One School at a Time Project-
According to estimates by the International Labor Organization, close to 250 million children worldwide are victims of forced child labor. These children, some as young as four years old, are subjected to 12 hour days of harsh, unhealthy, and hazardous work in quarries, brickyards, and carpet-weaving factories. Frequently these children must work to support their families and even to pay off their parents debts. In exchange they are paid little and exposed to physical, emotional, and sometimes even sexual abuse. Not only is their health and well-being sacrificed so is their education and childhood.
In Nepal approximately 45.8% of children ages 10 to 14 are involved in the child labor force. Over one million of these children work in difficult and sometimes even slave-like conditions. However, Minnesota Advocates in partnership with the Sankhu Village Development Committee in Nepal has instituted the One School at a Time Project to give children in that area an alternative to entering into the child labor force.
Preliminary research in the village of Sankhu, which is about an hour bus ride Northeast of Kathmandu, found that nearly 200 of the villages children were not receiving an education. Since over 50% of the villages 10,000 residents are unemployed and even public schools in Nepal require tuition, many children cannot afford to go to school. As a result of the high unemployment and the lack of free education in their village, 20% of children between age nine and fourteen leave Sankhu and their families to enter into child labor in Kathmandu.

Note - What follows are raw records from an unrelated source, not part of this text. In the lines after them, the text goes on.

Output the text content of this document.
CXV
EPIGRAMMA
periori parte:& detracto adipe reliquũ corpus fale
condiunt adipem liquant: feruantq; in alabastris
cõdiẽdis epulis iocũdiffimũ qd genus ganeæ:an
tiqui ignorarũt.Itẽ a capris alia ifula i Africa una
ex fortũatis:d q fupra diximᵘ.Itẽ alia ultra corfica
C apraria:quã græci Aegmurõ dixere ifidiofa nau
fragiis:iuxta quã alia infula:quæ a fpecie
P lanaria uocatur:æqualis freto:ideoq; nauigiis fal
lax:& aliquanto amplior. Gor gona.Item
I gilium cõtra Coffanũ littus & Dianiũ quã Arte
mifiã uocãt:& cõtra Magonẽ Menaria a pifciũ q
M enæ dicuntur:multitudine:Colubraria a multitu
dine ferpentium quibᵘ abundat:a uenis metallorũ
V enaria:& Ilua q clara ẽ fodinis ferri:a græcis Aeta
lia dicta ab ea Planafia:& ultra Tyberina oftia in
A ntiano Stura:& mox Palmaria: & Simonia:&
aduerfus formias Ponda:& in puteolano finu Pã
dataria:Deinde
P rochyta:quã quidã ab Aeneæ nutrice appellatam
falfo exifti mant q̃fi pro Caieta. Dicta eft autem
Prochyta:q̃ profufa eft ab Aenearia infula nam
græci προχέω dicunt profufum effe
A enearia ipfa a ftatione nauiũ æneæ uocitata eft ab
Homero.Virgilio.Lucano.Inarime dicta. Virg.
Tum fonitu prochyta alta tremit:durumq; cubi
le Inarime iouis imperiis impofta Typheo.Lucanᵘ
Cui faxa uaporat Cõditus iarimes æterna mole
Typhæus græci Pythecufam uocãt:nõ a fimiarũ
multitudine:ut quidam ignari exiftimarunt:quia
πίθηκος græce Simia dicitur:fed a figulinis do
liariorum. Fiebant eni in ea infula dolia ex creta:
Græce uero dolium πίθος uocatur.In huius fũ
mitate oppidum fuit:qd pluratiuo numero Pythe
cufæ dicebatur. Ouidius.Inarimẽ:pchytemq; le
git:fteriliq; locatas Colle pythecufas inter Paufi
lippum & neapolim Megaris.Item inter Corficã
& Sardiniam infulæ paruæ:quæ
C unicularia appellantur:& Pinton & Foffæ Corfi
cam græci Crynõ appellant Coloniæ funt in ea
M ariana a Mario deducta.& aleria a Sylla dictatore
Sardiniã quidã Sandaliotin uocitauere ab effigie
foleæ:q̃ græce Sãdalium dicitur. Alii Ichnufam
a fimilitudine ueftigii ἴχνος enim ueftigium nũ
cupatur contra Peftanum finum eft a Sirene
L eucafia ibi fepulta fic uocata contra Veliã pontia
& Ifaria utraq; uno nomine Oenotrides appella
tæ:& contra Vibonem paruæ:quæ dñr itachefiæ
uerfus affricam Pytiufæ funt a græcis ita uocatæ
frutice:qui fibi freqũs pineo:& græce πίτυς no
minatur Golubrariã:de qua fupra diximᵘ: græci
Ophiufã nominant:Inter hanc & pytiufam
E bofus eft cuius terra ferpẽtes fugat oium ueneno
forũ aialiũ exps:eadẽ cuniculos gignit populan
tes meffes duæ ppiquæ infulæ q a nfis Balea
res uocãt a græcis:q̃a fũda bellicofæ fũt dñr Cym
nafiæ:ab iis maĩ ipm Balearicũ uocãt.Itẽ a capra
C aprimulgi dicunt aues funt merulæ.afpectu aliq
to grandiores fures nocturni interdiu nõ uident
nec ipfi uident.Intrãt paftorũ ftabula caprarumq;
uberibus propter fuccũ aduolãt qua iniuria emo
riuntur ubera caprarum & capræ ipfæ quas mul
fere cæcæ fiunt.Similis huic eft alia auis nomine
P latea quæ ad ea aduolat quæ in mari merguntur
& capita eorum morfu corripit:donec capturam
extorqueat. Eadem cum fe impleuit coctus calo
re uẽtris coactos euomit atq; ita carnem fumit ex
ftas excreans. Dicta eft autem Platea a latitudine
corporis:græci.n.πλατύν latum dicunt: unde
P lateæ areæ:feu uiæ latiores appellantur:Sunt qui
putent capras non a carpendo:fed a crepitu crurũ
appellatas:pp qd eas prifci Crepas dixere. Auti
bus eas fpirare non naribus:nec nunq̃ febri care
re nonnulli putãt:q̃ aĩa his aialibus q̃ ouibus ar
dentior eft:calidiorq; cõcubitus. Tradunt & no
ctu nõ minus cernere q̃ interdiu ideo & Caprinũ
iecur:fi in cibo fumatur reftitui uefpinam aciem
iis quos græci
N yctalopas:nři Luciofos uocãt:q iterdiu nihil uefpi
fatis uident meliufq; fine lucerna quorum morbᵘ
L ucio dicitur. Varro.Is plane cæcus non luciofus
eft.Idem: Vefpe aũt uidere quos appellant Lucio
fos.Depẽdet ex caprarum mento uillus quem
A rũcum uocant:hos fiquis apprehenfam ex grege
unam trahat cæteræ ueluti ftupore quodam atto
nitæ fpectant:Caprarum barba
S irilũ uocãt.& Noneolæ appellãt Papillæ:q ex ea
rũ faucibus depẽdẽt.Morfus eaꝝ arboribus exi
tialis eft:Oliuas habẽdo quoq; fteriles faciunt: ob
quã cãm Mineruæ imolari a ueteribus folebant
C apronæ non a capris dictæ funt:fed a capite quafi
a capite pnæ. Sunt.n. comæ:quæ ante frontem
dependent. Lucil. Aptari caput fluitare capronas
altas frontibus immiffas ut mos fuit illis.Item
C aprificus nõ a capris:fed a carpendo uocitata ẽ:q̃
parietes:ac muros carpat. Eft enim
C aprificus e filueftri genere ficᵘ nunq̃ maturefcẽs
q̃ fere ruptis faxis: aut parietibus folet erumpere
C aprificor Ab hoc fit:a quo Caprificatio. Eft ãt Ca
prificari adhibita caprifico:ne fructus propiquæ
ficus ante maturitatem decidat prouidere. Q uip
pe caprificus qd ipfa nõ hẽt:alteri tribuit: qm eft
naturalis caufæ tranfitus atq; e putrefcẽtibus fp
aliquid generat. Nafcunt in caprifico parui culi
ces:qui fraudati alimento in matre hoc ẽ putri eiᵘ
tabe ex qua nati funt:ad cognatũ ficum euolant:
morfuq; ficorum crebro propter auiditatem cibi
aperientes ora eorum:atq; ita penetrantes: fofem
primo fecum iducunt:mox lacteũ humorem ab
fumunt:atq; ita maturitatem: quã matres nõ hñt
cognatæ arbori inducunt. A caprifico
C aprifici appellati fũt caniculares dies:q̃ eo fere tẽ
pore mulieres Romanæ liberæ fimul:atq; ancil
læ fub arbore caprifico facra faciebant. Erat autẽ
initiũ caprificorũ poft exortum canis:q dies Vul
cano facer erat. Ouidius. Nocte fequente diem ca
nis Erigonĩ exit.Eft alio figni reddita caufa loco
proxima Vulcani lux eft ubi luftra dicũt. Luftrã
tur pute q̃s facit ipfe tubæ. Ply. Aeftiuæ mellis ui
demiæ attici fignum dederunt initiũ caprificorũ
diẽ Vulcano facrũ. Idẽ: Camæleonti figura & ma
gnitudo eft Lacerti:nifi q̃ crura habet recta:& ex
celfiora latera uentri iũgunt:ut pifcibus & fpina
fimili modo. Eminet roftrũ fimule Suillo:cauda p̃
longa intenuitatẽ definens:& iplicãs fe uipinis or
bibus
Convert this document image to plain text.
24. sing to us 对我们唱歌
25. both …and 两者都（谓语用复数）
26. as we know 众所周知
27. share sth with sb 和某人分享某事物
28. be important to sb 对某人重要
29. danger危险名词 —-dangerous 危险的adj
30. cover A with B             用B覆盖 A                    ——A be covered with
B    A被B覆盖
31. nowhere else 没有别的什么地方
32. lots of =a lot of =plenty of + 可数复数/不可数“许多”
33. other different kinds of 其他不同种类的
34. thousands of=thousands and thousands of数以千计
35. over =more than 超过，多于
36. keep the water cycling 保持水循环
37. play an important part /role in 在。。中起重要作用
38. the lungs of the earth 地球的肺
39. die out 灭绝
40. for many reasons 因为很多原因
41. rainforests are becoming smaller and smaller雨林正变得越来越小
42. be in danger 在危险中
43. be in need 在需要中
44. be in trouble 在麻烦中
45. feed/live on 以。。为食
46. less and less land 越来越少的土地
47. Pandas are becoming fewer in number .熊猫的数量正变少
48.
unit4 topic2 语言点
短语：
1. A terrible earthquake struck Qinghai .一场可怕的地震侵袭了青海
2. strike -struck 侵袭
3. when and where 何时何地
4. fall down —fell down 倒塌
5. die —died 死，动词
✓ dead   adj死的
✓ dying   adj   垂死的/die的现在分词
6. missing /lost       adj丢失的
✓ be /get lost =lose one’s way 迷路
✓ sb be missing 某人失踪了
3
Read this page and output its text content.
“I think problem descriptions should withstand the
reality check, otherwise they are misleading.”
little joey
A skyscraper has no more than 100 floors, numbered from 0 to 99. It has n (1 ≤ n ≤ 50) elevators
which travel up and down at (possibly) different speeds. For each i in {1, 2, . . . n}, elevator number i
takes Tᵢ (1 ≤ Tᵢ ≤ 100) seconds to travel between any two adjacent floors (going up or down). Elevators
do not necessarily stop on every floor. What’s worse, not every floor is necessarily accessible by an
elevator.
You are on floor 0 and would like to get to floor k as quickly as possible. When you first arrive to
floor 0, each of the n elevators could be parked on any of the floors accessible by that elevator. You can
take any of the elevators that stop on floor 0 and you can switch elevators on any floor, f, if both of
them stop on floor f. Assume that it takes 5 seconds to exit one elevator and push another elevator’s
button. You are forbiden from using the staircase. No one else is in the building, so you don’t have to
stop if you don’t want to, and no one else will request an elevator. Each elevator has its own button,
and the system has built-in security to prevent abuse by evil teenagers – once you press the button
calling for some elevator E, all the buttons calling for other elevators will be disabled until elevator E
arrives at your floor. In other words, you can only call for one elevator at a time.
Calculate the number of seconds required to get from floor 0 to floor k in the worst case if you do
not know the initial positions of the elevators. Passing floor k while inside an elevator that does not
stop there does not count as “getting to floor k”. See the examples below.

Therefore, through this partnership with the Sankhu Village Development Committee, a free school opened its doors on September 9, 1999 to all disadvantaged children in the area, including girls who normally are expected to give up school in favor of domestic work. While it is open to students ages five to fifteen, the Sankhu School is currently comprised of 50 students who range in age from five to ten. From September to December classes met on a half-day basis. In December a second teacher joined the staff and classes were extended to full days with a free lunch provided by the school.
Currently the school is divided into kindergarten and first grade classes but plans to increase the number of grade levels, the number of teachers, and student enrollment to 200 are in the process of being implemented. Also in the future the school intends to provide each student with free immunizations. The curriculum consists of basic classes, however the teachers, who have been trained in human rights awareness, eventually plan to incorporate human rights into their lesson plans.
In the partnership agreement Minnesota Advocates will provide the funding needed to establish and sustain the school over a five year period. Thus far almost $50,000 has been raised to meet that commitment. The use of these funds is overseen by a local business woman and advocate against child labor, Ms. Sulo Shrestha Shah who chairs Hoste Hainse, a non-profit NGO. Ms. Shah received the 1997 Minnesota Advocates Annual Human Rights Award for her work as president of RUGMARK-Nepal, a coalition of South Asian carpet makers and international organizations who monitor and label rugs produced without child labor.
Long term planning is now underway between the Sankhu Village Development Committee and Minnesota Advocates to devise local funding strategies to maintain and expand the school after Minnesota Advocates five year commitment ends in 2004.